I recently completed a submission tendering for the provision of an Intranet to a well-known housing group last week. There were some interesting points they made in their requirements document, like complying with web standards, meeting accessibility guidelines and engaging the users. It got a bit scary when they mentioned the amount of things they wanted in there, how the clients (their 350+ staff) would be expected to tick off reading items, deal with “alerts” and write, blog, post pictures, review local services and businesses like restaurants, wiki, rate other articles and pieces, etc.

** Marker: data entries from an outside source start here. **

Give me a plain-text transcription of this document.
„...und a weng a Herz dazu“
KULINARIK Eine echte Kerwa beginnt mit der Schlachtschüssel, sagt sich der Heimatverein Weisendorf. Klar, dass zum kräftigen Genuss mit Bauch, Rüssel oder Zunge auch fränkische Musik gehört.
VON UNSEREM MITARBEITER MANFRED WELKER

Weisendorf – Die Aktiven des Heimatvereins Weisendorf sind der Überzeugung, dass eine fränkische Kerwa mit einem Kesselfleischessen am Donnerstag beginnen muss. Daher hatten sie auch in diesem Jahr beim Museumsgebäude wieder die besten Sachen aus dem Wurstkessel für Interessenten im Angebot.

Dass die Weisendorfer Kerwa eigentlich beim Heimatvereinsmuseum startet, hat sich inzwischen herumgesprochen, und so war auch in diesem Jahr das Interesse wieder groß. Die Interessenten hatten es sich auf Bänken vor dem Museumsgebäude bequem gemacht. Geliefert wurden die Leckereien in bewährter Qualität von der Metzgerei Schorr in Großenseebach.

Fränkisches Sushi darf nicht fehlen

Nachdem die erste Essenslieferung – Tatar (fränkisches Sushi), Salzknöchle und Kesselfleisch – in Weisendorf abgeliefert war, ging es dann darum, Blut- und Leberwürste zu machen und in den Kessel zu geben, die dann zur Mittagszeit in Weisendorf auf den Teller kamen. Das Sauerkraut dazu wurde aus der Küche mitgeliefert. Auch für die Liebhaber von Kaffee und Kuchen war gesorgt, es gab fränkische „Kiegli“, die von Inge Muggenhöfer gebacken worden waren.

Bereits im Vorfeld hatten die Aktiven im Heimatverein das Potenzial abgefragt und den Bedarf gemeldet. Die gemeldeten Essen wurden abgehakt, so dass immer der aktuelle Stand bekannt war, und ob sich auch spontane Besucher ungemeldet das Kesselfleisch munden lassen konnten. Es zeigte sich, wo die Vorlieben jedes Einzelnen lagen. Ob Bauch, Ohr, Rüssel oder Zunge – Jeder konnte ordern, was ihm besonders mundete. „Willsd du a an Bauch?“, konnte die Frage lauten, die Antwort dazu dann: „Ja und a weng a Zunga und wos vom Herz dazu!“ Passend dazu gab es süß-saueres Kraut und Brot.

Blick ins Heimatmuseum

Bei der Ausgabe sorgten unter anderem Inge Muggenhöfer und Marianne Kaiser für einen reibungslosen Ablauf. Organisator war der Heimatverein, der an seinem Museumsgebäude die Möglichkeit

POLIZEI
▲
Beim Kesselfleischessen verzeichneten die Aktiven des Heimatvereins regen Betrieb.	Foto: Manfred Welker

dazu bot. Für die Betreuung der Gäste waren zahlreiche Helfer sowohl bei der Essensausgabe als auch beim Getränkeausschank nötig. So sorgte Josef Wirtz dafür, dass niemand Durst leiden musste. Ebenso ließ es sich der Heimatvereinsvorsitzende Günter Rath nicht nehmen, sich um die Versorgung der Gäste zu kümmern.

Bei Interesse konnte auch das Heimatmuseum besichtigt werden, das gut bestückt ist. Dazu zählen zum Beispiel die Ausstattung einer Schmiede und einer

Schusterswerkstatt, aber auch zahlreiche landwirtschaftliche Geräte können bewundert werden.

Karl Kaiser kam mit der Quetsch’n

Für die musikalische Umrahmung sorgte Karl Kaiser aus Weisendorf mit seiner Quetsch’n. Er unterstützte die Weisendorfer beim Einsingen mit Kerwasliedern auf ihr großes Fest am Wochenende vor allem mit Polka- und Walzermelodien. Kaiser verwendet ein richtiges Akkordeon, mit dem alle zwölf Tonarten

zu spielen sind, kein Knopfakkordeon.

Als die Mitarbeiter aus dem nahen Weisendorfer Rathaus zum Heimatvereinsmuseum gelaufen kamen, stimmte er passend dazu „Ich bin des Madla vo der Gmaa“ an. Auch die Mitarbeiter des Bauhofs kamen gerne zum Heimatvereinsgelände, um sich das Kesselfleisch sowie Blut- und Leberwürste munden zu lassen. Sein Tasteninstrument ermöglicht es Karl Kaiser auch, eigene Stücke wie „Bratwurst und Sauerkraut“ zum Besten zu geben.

They were going to be asked to do quite a bit, for little apparent reward, using a system that sounded very complicated even to me, who lives in the web and creates complex things. But that was OK, as I am accustomed to potential clients who need a hand to understand what can be delivered in a browser, need to be shown how to accommodate user’s expectation, and need expert advice in getting the balances right.
The scary part was the blog.
Or as they called it, the blog-roll. For those of you outside the UK, I just want to remind you, bog-roll means toilet paper and this was the company’s serious attempt at being light-hearted.
The concept is that visitors would come to a page designed to look like a toilet roll on a toilet roll holder, and the sheets would each contain a teaser to the next entry; which people would “tear off to read”, and then place in the “archive” for future reference.
I guess they thought it was a cute idea, blog > bog, tee hee! In other circumstances this might be funny but there is a crucial point they missed. Staff in organisations like theirs are incredibly reluctant to change and any new thing introduced will naturally met with scepticism and derision. Equating something that would be required reading, that you want people to engage with and respect to some degree, or at least enjoy, well… I was speechless!
I had to reply, but I couldn’t tell them it was weird and if implemented would probably be ridiculed and disrespected. Who would want to write for something that was presented on a toilet roll other than novelty toilet roll makers?
How do you comment on ideas such as these and expect your hopefully better ideas to be considered?